Ik heb de boodschap begrepen. Je hebt even in niets en niemand zin. Zelfs niet aan mij.

Dat is prima, en daarom is dit ook het laatste bericht dat ik je stuur. In ieder geval tot je mij terug mailt, of tot je me belt.

Maar ik waarschuw je; als ik in de voorjaarsvakantie van eind februari nog steeds niets van je gehoord hebt, dan stap ik op de trein en kom ik naar je toe!

Dan weet je dat alvast.

Ik denk aan je. Liefs,

Suus.

 

De tranen lopen over mijn wangen en druppen op het toetsenbord.

Tranen van opluchting omdat Suus niet boos is maar trouw en geduldig op me wacht.

Ze is mijn beste vriendin. En dit is precies waarom ze dat is.

Ik huil ook, besef ik, omdat mijn leven, onze vriendschap, nooit meer hetzelfde zal zijn.

Suus en ik, we zijn al vriendinnen sinds we meisjes van zes jaar oud waren. We ontmoetten elkaar in de zandbak, tijdens het speelkwartier op school op onze eerste dag op het basis onderwijs. In groep drie.

Ik had een emmertje, zij had een schepje. Samen maakten we een zandkasteel. En dat was dat.

Daarna bleek dat we maar twee straten bij elkaar vandaan woonden. We zochten elkaar ook al gauw op buiten schooltijden.

Door de jaren heen gingen we samen op blokfluit les. Samen op dansles. Samen naar dezelfde middelbare school.

Dat alles hoort nu bij mijn oude leven. Ik voel nu, na het lezen van haar e-mails hoeveel ik haar eigenlijk mis. Ik weet nu dat ik een plek voor haar moet vinden in mijn nieuwe leven.

Nee. Het zal nooit meer hetzelfde zijn. Het zal anders zijn. Maar hoe dan ook, bezweer ik mezelf, onze vriendschap krijgt zijn eigen plek in mijn nieuwe toekomst.

 

Ik klik in de laatste mail van Suzanne op beantwoorden. Nee. Ik sluit het scherm weer en klik op nieuw bericht.

 

Hoi Suus,

Het spijt me dat het zolang heeft geduurd.

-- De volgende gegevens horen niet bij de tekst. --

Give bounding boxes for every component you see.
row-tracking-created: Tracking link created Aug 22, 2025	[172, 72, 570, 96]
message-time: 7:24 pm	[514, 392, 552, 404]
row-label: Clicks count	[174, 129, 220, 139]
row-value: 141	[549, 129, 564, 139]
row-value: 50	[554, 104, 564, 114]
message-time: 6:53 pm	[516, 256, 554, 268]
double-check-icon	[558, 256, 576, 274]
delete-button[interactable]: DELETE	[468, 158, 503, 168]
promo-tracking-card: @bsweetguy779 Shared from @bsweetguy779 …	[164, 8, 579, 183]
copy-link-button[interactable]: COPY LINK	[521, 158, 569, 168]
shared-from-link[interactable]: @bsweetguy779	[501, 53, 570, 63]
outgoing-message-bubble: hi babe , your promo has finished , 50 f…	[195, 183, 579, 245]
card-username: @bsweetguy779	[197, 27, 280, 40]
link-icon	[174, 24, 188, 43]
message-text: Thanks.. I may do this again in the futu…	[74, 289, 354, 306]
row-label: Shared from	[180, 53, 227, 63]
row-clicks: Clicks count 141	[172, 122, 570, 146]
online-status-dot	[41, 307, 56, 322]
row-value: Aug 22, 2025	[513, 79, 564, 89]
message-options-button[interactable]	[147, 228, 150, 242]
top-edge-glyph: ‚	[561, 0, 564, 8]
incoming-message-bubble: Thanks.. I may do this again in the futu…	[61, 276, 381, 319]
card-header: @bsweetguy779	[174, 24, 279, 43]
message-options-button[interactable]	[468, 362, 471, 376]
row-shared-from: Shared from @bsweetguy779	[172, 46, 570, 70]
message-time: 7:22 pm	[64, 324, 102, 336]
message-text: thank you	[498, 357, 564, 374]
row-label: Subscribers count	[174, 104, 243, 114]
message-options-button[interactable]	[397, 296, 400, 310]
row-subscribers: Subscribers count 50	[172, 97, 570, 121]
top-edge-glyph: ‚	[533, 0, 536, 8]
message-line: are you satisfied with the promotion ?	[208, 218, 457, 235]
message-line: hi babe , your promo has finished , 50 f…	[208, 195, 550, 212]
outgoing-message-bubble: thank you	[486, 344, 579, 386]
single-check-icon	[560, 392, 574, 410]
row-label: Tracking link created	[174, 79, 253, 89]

Het spijt me dat jij je zorgen hebt gemaakt. Ik was even helemaal weg van de wereld. En eerlijk gezegd wil ik dat nog steeds graag zijn. Maar hoe moeilijk ook, mijn leven gaat door.

 

Ik begin te jammeren en mijn neus raakt verstopt. De tranen vloeien nu in een onophoudelijke stroom.

 

En ik ben je zo dankbaar dat jij er voor me wilt zijn. Dat je zoveel geduld met me hebt.

Mijn leven gaat door en gelukkig heb ik jou er in.

Het gaat niet zo goed met me. Maar ik werk er aan. Ik denk dat ik het moeilijk vind om met je te bellen omdat ik vast al in tranen uitbarst als ik je stem hoor. Maar ik ga het proberen. Ik bel je Dinsdag, oké? En misschien kunnen we dan bellen zoals we dat altijd deden? Je snapt wat ik bedoel.

Laten we de serieuze dingen voor de mail bewaren. Ik heb behoefte aan een stukje normaal…

Ik zou het zeker tof vinden als je me komt opzoeken. Ik mis je.

Ik bel je dinsdag en we mailen.

Liefs van Julia

 

Het is de enige email die ik schrijf vandaag. Ik ben moe. Maar het is een goede moeheid.

Ik voel. Verdriet, gemis, verbondenheid. Ik voel hoop.